The film tells about a small town hidden away in the Japanese countryside, far away from the bustling cities. A pretty regular town apart from the fact that all young boys seem to be wearing the same haircut. Apparently tradition forces them to keep a Yoshino cut until they become adults and as they don't know any better, they all comply without causing much of a fuzz. All goes well until a fresh Tokyo boy interrupts the little town's peace and starts wooing all the girls with his fancy hairdo.

screen capture of Yoshino's Barber Shop

On a visual level Ogigami doesn't really surprise. It's a pleasant film to look at with some nice country views and lots of green to fill the frame, but if you've seen a couple of Japanese countryside dramas like these before you'll know what to expect. It's pretty likeable, but if you want something extra you won't find it here.

Even though the soundtrack is a little bolder (which some strange choices in classical music) it doesn't have a lasting appeal. It goes rather well with the visuals and creates a few funny moments, but it's not really all that unique or strong enough to really stick out. Still, it is quite enjoyable though.

Acting on the other hand is rock solid. The gang of five does a pretty commendable job, but it's Masako Motai that truly coins her character, playing the stern and somewhat grumpy-looking mother with such a sense of humor that she quite easily carries the film all by herself, stealing every frame she's in. Extra credit for the appearance of Yoshiyuki Morishita, better known in the West under his unlucky but appropriate moniker of "Ugly Guy". Great guy, funny character.

screen capture of Yoshino's Barber Shop

Giving Yoshino's Barber Shop some extra stretch is a lovely though somewhat quirky sense of humor running throughout the entire film. There are a couple of strange little interludes and some genuinely funny scenes without actual jokes or direct comedy being inserted. It surely adds to the easygoing atmosphere so present in Ogigami's work.

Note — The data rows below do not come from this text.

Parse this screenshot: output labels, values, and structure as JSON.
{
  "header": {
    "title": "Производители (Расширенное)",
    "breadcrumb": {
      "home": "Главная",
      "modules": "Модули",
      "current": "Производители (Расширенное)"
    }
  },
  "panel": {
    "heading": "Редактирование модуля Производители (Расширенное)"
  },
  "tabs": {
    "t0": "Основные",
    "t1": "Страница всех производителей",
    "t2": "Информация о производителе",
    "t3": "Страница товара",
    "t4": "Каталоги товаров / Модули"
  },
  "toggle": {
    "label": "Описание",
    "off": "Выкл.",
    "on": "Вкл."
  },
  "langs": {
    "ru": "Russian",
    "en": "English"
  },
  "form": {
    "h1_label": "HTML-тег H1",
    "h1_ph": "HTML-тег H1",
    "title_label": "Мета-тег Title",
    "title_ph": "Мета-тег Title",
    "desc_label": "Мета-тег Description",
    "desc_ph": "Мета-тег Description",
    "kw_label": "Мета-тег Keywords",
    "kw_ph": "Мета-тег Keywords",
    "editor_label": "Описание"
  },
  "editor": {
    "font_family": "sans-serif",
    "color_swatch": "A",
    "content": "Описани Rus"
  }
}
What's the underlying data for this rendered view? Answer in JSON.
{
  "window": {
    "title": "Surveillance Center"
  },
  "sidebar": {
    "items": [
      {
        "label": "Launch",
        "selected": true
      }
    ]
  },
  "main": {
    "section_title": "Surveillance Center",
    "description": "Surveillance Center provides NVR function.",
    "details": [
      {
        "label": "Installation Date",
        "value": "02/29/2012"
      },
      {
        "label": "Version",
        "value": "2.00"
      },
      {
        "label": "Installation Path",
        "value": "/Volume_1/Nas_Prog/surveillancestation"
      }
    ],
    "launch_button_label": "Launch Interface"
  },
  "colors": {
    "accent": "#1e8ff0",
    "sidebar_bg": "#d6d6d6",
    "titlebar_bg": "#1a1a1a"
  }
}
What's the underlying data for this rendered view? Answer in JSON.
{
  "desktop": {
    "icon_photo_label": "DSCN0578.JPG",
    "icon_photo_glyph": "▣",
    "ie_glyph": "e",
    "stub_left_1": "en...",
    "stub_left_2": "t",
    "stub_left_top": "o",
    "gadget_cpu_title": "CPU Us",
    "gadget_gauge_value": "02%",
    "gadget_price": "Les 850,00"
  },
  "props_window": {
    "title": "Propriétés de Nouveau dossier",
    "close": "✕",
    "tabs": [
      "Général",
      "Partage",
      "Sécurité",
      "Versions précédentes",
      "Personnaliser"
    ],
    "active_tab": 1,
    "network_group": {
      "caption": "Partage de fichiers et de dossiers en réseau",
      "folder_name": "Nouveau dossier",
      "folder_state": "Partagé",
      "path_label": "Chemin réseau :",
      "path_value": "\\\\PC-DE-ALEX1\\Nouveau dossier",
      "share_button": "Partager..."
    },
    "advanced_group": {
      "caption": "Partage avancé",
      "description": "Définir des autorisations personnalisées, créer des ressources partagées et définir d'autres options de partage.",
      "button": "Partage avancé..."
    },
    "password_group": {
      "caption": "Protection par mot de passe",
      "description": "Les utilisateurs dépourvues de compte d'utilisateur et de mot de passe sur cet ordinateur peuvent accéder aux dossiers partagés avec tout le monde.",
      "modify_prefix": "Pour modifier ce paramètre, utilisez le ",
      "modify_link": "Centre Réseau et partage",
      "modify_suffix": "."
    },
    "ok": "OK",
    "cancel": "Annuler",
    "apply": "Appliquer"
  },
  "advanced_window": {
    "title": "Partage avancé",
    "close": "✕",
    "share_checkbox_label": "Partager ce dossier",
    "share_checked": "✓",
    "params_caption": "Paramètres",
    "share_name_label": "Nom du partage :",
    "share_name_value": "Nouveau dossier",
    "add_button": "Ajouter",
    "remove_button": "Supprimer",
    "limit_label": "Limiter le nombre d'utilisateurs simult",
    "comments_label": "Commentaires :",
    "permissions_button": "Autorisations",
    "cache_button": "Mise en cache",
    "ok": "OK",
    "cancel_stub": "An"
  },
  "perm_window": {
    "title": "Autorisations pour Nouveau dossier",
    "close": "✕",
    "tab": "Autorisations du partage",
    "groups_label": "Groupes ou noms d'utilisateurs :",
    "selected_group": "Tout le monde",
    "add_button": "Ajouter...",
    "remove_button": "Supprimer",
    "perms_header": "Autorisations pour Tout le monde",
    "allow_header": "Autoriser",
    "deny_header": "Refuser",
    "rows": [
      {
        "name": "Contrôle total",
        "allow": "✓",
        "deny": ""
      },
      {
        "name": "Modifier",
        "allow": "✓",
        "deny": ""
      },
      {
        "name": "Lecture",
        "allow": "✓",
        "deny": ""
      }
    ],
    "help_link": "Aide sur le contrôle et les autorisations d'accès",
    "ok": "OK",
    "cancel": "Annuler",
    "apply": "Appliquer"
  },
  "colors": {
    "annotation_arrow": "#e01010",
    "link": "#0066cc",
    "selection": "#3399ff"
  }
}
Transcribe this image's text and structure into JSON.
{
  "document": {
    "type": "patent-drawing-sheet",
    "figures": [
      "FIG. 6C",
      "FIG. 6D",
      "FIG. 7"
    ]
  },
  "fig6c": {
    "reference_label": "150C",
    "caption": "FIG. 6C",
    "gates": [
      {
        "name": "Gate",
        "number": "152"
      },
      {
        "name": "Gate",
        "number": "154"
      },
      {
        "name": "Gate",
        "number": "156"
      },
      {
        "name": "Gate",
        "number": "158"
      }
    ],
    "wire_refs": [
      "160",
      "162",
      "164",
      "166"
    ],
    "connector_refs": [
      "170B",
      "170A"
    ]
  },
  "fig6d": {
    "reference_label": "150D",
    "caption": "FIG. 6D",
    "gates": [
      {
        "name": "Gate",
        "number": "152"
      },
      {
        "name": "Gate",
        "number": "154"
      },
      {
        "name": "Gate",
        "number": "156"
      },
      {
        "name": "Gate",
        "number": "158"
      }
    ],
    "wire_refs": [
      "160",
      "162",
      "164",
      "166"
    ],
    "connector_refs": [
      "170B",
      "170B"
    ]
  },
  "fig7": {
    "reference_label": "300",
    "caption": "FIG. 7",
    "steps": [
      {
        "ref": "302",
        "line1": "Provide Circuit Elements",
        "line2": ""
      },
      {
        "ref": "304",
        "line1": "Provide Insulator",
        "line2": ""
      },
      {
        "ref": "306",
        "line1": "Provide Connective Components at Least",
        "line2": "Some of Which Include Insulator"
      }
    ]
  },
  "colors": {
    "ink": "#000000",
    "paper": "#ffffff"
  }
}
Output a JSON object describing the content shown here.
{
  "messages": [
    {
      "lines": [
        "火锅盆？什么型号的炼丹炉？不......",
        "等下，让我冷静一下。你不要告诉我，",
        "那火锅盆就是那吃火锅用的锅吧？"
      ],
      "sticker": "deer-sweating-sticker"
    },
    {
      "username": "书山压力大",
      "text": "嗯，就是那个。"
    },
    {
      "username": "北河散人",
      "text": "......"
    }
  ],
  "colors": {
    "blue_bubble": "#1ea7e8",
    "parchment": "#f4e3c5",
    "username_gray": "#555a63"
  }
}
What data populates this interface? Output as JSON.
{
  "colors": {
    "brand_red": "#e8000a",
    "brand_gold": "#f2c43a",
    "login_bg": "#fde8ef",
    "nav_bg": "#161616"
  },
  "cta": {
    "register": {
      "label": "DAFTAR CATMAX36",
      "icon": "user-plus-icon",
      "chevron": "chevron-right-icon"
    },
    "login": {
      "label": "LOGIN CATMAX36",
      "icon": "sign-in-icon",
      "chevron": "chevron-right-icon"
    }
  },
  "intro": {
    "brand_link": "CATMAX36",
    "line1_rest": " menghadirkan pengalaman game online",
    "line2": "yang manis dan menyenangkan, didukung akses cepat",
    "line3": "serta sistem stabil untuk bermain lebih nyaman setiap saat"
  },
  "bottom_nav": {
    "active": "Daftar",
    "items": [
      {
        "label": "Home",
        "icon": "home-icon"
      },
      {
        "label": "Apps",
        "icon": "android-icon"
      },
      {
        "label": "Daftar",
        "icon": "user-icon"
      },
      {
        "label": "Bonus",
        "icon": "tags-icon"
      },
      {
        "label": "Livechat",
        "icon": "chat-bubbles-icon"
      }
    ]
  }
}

Yoshino's Barber Shop is essentially a film about traditions, rebellion and the gap between generations. The new blood opens up the eyes of the local boys, making them question the purpose of certain traditions while at the same time Ogigami edges a little closer to the more humane aspects of traditions and customs. In particular the personal benefits that are linked to some of them, lovingly disclosing the ulterior motives of the cast.

And while all of that might sound pretty serious and even heavy-handed, it's amazing how light and flirtatious Ogigami manages to keep her debut film. Not at any point does it feel like she urges her audience to consider the deeper layers in her film, she simply puts them there in plain view, glaringly present but not at all intruding. Definitely recommended and I can't wait to see the rest of her oeuvre.